Quoting Yuri D'Elia <[email protected]>:
On Thu, 15 Sep 2011 20:16:02 +0200
"Yuri D'Elia" <[email protected]> wrote:
When "swait" is invoked inside the same job id as given on the
command like, it should simply wait for all steps to finish,
without counting the id of the allocation. Better yet, if
SLURM_JOB_ID is defined, it should use it directly. That way
"swait" would map *perfectly* to the "wait" built-in.
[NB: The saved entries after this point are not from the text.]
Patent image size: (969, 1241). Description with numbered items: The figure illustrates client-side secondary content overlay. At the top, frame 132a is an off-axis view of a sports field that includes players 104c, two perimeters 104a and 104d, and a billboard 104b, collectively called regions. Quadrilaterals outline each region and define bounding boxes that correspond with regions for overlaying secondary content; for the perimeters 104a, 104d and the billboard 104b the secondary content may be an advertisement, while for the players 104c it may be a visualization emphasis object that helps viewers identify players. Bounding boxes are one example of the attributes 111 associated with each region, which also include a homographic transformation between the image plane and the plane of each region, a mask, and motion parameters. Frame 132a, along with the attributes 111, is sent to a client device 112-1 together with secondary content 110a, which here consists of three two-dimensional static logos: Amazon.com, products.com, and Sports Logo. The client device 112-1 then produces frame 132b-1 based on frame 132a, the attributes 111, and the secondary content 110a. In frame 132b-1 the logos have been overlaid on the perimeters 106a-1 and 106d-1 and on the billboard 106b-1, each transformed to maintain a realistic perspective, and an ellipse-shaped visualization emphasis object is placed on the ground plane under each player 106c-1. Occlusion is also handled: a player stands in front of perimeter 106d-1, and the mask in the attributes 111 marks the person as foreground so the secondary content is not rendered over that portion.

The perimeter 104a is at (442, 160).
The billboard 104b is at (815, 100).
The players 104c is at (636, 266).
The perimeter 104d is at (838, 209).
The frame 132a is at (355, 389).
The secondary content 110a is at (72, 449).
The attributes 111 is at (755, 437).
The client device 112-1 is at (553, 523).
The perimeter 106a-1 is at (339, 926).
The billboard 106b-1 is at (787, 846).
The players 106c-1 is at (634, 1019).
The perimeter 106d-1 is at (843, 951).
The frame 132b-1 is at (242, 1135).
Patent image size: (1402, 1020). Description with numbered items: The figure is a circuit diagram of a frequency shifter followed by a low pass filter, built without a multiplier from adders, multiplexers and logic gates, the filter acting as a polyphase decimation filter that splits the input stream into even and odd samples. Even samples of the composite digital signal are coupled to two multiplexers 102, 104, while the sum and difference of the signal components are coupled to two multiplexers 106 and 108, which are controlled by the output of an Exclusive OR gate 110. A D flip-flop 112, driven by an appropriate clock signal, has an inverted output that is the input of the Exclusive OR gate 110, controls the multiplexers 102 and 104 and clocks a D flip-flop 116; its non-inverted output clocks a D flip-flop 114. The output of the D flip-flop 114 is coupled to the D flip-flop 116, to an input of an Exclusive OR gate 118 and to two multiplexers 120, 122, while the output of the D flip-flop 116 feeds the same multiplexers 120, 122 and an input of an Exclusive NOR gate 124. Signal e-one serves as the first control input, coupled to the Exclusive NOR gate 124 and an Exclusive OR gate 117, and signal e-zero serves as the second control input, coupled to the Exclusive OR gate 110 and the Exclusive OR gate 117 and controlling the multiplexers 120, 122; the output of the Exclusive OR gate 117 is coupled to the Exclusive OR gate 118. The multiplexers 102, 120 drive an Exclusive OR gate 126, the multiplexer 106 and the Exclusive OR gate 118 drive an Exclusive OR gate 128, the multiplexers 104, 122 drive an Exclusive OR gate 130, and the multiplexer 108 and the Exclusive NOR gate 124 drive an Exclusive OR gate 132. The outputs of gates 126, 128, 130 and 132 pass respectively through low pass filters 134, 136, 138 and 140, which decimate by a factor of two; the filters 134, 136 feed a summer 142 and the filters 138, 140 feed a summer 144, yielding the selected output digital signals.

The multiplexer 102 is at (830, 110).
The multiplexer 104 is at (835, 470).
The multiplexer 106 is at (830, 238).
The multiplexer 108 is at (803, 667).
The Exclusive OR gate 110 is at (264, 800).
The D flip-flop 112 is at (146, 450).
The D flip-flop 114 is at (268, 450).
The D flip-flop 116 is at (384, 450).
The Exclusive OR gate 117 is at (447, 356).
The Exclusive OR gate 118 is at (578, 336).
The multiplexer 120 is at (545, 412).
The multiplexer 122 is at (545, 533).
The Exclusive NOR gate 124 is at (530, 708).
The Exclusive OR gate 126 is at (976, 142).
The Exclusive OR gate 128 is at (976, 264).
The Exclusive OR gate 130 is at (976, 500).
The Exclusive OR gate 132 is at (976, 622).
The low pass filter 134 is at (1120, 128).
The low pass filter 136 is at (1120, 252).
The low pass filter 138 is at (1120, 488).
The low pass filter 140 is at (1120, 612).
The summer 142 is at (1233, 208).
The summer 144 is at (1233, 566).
This way I could also implement super-easily my steps:
sbatch multi-stage.sh
# multi-stage.sh
for ...; do
sbatch --jobid $SLURM_JOB_ID stage1-step.sh
done
swait
for ...; do
sbatch --jobid $SLURM_JOB_ID stage2-step.sh
done
swait
echo "finished"
#####
There! The dependency problem is resolved without using
dependencies in the first place. Also, managing the queue becomes
*much* easier.
Actually, after thinking about it, it should be rather simple to
implement. I think I can implement "swait" entirely in user-space so
to speak.
I can simply list the steps for the given job and "sattach" to the
first one. Once that finishes, repeat until there are no more steps.
"sattach" has probably some unnecessary overhead that I don't need
(redirections), and then again implementing this outside of
slurmctld won't be as efficient, but if the steps are long enough,
wasting a couple of seconds over 100k scheduled jobs is nothing.
I'll give it a try using the API first and then report back. I think
it would make a nice addition to the SLURM system.